Initially, with the Internet's reputation for being a hacker's nest, the fear of seeing one's credit card number fall into unscrupulous hands got in the way of commerce. There was more fear of the unknown than rational basis to such fear. After all, credit card issuers shoulder most if not all of the loss when a credit card number is stolen. Isn't a restaurant or the dumpster at the mall a better place to get paper receipts bearing the precious numbers? This isn't to say fraud, or fear of fraud, don't exist on the Web, but initial reticence has abated.

My own experience in buying software off the Web has been mostly positive. I'm still puzzled when people insist on sending me a floppy for a 31K utility (an alarm clock for a Palm Pilot) instead of letting me download it after I submit my Visa number, but this was done very quickly and courteously.

In retrospect, Eudora's transition from its heroic shareware origins has been very smooth. You can still download a very nice free version of Eudora and, now, you can buy and get Web delivery of the feature-expanded Eudora Pro version.

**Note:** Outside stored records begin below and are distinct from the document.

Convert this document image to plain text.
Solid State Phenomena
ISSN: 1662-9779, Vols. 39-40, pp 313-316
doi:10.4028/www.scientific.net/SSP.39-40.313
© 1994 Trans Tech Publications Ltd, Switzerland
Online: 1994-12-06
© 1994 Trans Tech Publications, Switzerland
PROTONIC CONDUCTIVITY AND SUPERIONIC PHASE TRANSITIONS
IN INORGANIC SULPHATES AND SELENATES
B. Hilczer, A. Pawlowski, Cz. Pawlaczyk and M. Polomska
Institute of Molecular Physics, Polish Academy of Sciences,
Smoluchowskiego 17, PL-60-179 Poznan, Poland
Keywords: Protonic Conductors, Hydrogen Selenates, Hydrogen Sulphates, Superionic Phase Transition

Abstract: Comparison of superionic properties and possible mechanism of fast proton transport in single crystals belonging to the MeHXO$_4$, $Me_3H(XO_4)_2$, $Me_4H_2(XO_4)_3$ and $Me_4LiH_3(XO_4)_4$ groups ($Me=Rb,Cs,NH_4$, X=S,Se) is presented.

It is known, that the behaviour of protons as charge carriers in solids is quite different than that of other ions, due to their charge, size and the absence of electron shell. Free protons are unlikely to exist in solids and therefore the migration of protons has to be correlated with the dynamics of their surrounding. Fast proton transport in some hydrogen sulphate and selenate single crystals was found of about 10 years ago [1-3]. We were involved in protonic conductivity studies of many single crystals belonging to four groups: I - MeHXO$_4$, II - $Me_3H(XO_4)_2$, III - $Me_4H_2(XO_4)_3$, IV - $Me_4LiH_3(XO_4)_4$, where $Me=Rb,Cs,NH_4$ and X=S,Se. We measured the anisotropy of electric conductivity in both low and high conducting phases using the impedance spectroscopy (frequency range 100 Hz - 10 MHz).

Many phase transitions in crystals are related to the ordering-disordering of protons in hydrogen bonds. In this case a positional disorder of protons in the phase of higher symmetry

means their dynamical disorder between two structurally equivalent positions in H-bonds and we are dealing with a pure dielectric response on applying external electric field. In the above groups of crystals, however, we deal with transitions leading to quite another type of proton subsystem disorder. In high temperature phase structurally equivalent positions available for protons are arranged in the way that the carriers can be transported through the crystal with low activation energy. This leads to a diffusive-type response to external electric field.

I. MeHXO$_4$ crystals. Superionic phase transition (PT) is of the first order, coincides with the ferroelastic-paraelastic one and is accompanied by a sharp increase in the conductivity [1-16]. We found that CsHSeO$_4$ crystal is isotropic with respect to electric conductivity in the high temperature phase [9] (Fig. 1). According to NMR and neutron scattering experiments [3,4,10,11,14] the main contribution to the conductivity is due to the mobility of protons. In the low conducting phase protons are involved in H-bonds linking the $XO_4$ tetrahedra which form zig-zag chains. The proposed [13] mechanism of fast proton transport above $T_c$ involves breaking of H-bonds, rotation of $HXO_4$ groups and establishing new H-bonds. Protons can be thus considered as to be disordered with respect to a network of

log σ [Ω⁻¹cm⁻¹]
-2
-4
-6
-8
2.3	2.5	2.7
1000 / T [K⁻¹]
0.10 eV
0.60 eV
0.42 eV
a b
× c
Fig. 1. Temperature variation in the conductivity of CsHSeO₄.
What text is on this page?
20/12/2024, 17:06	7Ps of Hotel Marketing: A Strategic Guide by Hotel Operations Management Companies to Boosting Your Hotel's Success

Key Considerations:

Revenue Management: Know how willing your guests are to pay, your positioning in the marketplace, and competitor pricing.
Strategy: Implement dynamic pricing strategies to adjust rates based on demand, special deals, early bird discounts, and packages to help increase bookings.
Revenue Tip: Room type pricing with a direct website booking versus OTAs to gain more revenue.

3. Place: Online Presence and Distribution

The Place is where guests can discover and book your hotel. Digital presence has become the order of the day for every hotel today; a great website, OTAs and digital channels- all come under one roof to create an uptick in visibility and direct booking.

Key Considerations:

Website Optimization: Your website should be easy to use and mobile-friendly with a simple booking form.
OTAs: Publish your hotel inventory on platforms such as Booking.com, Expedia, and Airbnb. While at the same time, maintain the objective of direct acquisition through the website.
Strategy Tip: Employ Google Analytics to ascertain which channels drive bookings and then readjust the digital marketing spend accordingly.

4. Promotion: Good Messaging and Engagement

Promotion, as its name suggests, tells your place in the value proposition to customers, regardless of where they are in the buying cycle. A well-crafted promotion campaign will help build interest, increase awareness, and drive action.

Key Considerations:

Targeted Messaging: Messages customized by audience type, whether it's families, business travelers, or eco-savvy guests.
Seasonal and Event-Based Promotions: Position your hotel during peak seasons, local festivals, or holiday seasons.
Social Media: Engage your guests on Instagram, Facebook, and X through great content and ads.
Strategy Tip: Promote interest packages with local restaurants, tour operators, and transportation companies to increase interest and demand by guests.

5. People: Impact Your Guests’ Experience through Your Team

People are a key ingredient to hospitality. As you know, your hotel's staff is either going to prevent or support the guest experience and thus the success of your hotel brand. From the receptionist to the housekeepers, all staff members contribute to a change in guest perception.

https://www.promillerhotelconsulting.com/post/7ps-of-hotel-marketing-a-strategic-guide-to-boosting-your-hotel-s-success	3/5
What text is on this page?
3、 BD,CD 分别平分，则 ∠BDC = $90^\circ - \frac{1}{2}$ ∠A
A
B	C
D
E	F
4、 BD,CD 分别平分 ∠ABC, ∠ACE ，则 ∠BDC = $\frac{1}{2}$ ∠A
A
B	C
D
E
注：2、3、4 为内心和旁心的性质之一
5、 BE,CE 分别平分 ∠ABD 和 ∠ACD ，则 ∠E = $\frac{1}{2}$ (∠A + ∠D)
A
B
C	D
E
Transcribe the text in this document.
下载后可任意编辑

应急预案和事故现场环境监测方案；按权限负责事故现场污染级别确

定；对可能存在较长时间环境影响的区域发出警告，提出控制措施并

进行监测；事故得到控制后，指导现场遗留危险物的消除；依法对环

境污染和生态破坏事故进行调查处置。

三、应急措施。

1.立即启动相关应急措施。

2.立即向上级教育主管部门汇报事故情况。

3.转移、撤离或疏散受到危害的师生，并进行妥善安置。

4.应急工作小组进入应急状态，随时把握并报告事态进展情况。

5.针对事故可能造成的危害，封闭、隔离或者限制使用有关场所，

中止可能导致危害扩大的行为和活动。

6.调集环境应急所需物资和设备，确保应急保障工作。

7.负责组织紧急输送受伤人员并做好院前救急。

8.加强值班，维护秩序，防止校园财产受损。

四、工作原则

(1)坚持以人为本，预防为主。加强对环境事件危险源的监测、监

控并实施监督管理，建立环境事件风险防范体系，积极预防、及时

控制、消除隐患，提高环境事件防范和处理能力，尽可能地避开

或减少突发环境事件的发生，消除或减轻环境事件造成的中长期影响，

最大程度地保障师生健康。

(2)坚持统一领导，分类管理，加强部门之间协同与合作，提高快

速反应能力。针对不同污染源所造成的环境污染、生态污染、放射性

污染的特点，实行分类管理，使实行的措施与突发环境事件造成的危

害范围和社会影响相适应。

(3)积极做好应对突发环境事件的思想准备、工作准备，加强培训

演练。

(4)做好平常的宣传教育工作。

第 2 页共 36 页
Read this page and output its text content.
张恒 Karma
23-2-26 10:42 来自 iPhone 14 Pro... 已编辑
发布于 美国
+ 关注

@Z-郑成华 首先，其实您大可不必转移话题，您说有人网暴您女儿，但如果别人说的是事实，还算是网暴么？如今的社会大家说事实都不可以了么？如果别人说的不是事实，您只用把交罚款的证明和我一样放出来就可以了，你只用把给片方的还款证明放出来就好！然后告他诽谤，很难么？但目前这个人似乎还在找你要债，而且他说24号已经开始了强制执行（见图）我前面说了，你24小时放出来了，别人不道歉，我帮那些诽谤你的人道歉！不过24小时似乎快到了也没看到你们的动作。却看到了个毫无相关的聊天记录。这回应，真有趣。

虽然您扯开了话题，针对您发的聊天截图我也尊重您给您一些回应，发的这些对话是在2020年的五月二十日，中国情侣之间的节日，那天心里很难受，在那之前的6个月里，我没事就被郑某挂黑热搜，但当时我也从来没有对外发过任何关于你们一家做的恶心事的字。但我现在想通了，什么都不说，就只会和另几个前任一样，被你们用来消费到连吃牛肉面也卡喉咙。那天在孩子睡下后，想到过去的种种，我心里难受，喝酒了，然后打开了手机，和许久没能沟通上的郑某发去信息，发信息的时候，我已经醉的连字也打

Qualcomm, being a bigger and better financed company, manages to get shelf space at Fry's, distributor sales, as well as sales from their own Web site. They charge full retail, letting retailers and distributors compete on price, leaving the final choice to the customer. This methodology also avoids the sometimes irritating feeling one gets when a product is advertised and one can't buy it. Regis McKenna has a wonderfully descriptive but unprintable name for the feeling, it has to do with spheres, electrons and one of the colors of the Be logo.

The most frequent mode of operation is ordering the product, downloading it on the spot and getting a password by e-mail minutes to hours after the purchase, once the credit-card number has been verified. The password is used to unlock the compressed archive, or during the installation process.

Speaking of frequency, a site such as features mountains of Windows 95 products delivered electronically. And for the Palm Pilot, there is a ring of Web sites featuring software and accessories (start at from which I purchased and downloaded a nice e-mail client and an Excel-compatible spreadsheet. I'd rather play spreadsheet than MineHunt. There is even a "lending library" from which you can download literary classics for reading during long flights, or meetings...

Seriously, selling software on the Net is no longer reserved for gearheads and obscure utilities. BeOS application developers don't have to be pioneers in all facets of their business, others have already blazed the Web commerce trail.